With the new butterfly keys that is apparently no longer possible.




Apple and Apple service providers can get replacement keycaps from Apple and replace keycaps, even for the butterfly keyboards. The linked article even says, "The type of service [...] may involve the replacement of one or more keys". The butterfly ones are more complicated to replace.

But this only helps with some kinds of key issues where the keycap or scissor mechanism is the problem, like sticking or rubbing keys (and dirty keys). It usually doesn't help with issues like no key response or wrong letter being typed. In this case the keyboard, and therefore the top case, would need to be replaced.


A few years ago I brought a 2011 Macbook Air to an Apple authorized repair shop, and they told me they could only replace the entire keyboard. So if they started replacing individual keys, that must be something new, I've never heard about that.

Everything I've read suggests that they only replace the entire keyboard, or in the case of the new Macbook, the entire top half of the computer.

I've also read that the scissor switch breaks when you try to remove the keycap, so I'm not sure how replacing individual keys would work.


I've replaced many Mac keycaps. All the "chicklet" style, starting with the white plastic MacBooks, can be replaced. (I don't know about the silver MBPs keys before that.) I honestly don't remember when key cap sets became available. Possibly after the retina MBPs came out, which use the same keycaps as the Airs. With the white MacBooks, with their infamous palmrest cracking issue, there were always extra top cases around to take a key from. This is still what is usually offered, at no cost, to someone who needs a key or a few, if they're off warranty.

The big thing is the keycaps and scissor aren't designed to be removed, unlike other parts of the machine, so you will break a large fraction of the ones you try to remove, and those will need to be replaced with a new key and/or scissor. And they're small and fiddly to replace. So there's a difference between replacing 1, 2 or 3 missing or wonky keys and half the keyboard. Many shops would probably only want to replace the whole top case after a certain threshold due to the time and work involved. If the keys are sticky it's different too, since the keycap, scissor plus the part of the top case below and around the key would need to be cleaned to get it moving well. With more than a few keys this starts to be a lot of work.

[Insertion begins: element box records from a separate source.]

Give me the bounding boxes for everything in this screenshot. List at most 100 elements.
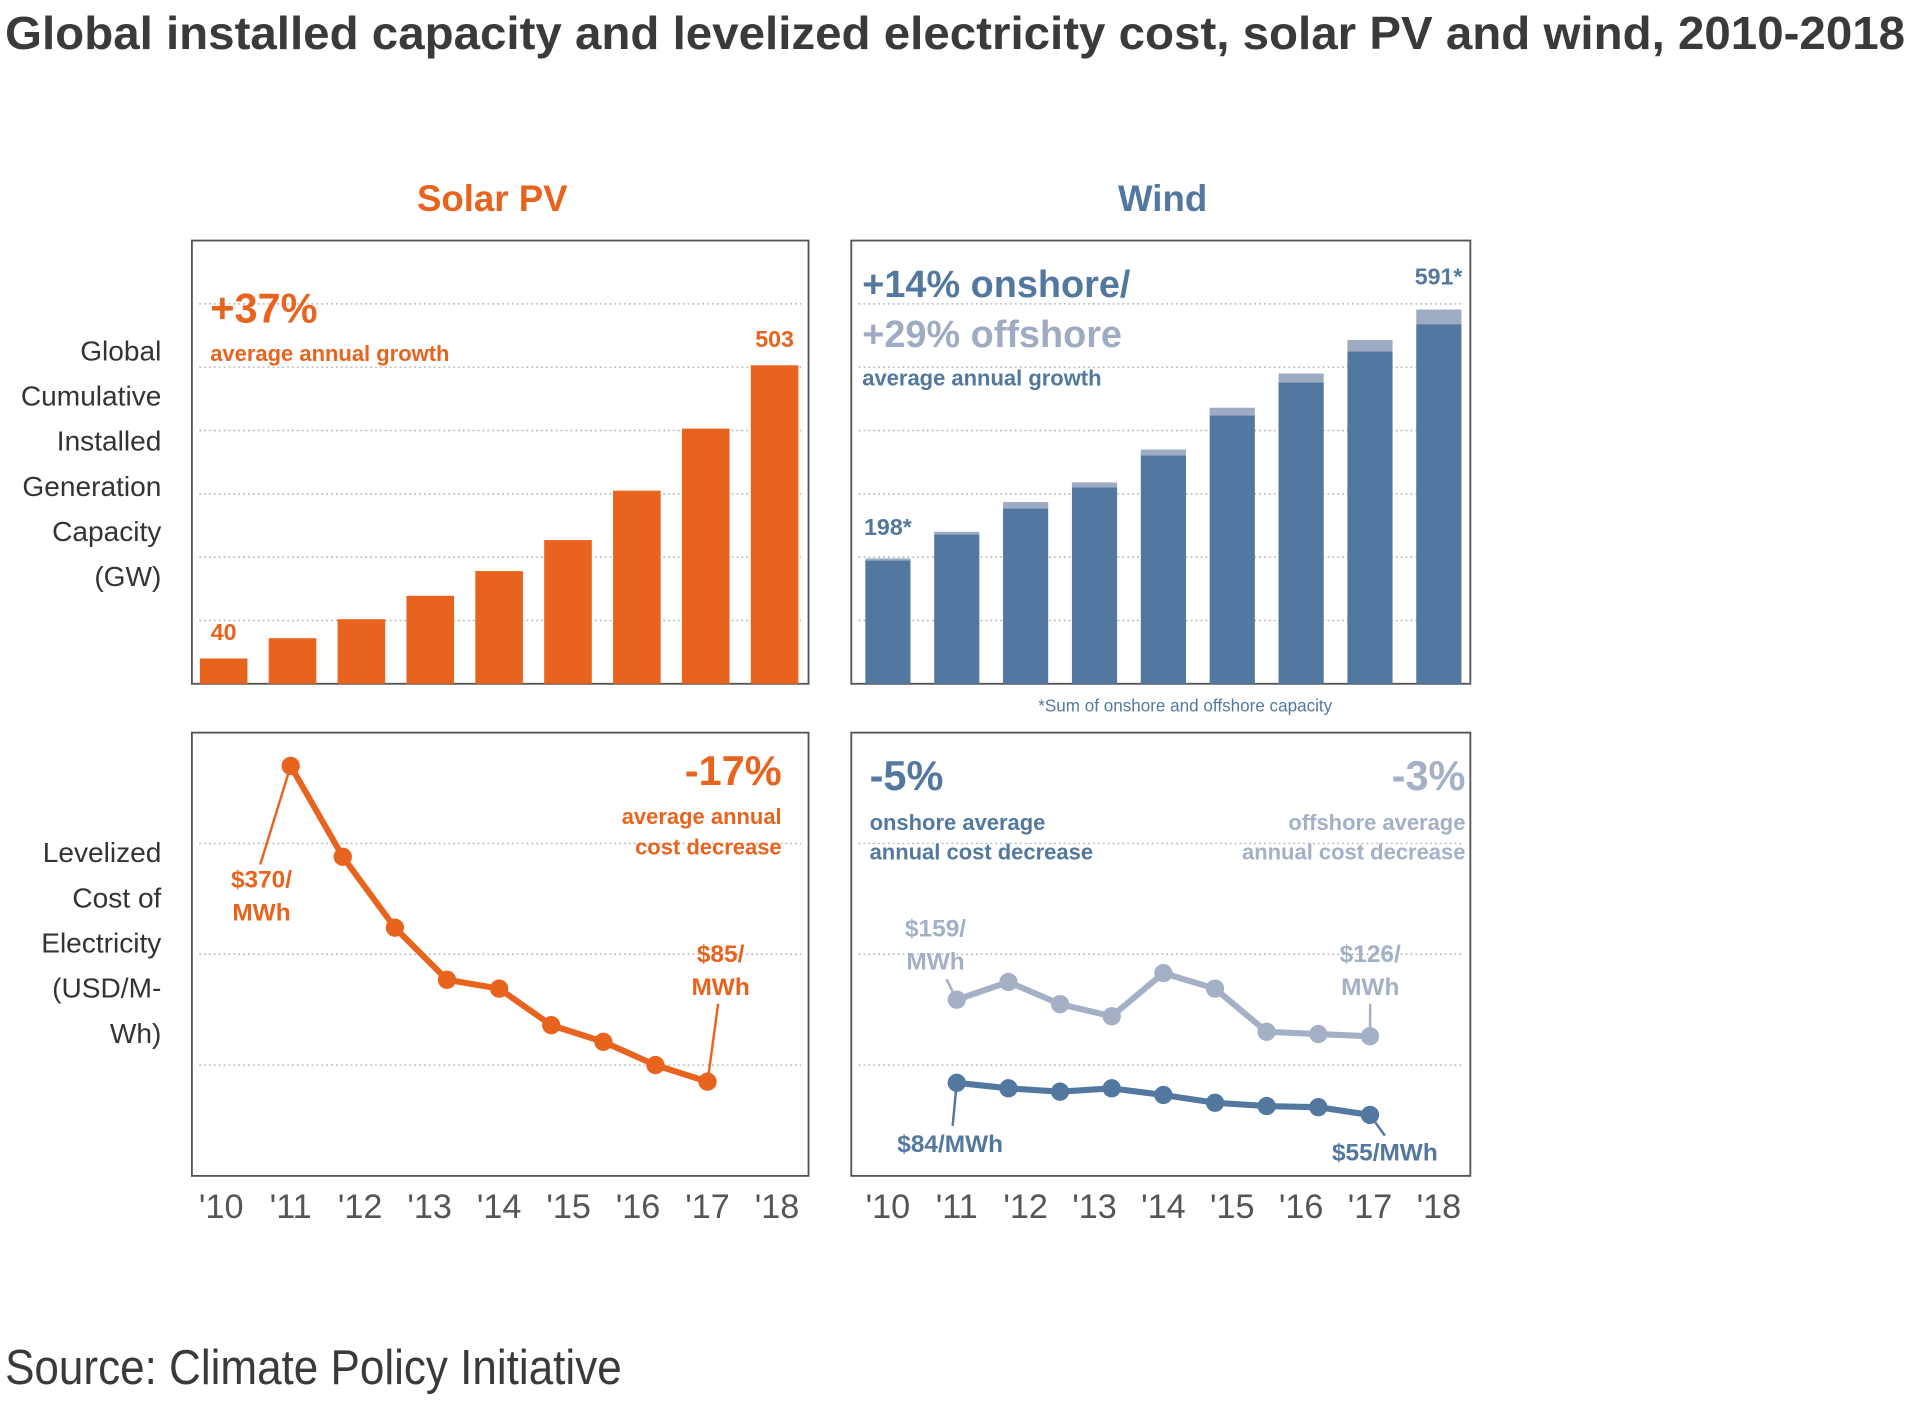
x-tick-label: '13 [1072, 1188, 1117, 1226]
bar-label: 503 [755, 326, 794, 352]
bar [750, 365, 799, 684]
point [1102, 1079, 1121, 1098]
footnote: *Sum of onshore and offshore capacity [1038, 697, 1332, 716]
value-label: $85/MWh [691, 942, 749, 1002]
y-axis-label: (USD/M- [52, 973, 161, 1004]
bar [681, 428, 730, 684]
figure-title: Global installed capacity and levelized … [5, 7, 1905, 59]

The butterfly keyboards don't have replaceable mechanisms, and the keycap's tabs are so small that they are not meant to be put back on, but instead always replaced.


OK, this sounds reasonable. In my case, there was a single broken key on the keyboard (either the cap or the scissor was broken, I ended up replacing both with a used key from ebay), and the Apple authorized service provider told me they could only replace the whole keyboard. Good to hear that this is not an actual Apple policy, because it seems ridiculous.